Num dia como outro qualquer, um mercedes enorme entrou no bairro e parou à porta de Hugo. Saiu de lá de dentro um tipo qualquer que entregou um pequeno envelope a Hugo e ficou à espera enquanto este lia. Era uma “solicitação” de Jany para que Hugo se encontrasse com ele.
Hugo pensou em dizer que não estava interessado. Sabia bem quem era Jany. Aliás, a maior parte dos problemas do bairro deviam-se às actividades dele. Mas Hugo sabia que as fundações de muitos edifícios da cidade estavam cheios de pessoas que tinham dito que não, por isso entrou para o carro.

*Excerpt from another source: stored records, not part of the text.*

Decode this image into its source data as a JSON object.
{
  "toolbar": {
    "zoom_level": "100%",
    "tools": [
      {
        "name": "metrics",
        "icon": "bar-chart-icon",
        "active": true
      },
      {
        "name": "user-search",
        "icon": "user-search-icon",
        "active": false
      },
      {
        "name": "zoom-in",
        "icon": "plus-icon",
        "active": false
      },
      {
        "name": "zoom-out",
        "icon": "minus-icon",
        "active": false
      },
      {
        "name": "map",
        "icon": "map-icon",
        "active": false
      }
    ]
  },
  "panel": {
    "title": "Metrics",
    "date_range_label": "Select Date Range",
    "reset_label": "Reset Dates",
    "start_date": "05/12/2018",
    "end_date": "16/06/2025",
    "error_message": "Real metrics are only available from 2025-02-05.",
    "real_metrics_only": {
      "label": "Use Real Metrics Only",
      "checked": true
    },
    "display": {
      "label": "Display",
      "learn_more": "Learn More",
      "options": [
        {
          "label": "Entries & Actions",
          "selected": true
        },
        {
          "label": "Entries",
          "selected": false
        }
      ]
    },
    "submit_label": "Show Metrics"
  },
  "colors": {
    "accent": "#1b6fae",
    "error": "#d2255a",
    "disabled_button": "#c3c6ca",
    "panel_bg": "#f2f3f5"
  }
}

Quando chegaram ao destino, uma mansão nos arredores, Hugo foi conduzido a um escritório que revelava uma falta de gosto extrema, em que peças, presumivelmente de alto valor, estavam praticamente encavalitadas umas nas outras num arranjo estético que causava estranheza e desconforto.
-Boa tarde Sr. Hugo – recebeu-o Jany, com um ar simpático, amável mesmo, num contraste notável com aquilo que Hugo sabia dele.
-Boa tarde – Respondeu timidamente.
-Sente-se, por favor. Posso oferecer-lhe algo para beber?
-Apenas se for beber algo também.
-Mas claro. O que vai desejar?
-Aquilo que for tomar também. Faço-lhe companhia.
Jany serviu dois copos de Vodka, pura, entregou um a Hugo e deu a volta a seguir, sentando-se à secretária, sendo o gesto imitado por Hugo.
-Deve estar a perguntar-se porque é que eu quero falar consigo…
-Sim, estou curioso.
-Pois bem. Já ouvi dizer que é um homem directo, um homem de palavra. Já não há muitos assim, como nós…
“Como nós?” pensou Hugo.
-…e por isso vou directo ao assunto. Quase todo o bairro dos Alamos lhe penhorou os votos, não é verdade?
-Sim, quase todo.
-Seja lá o que for que está a fazer, deve estar a fazê-lo bem…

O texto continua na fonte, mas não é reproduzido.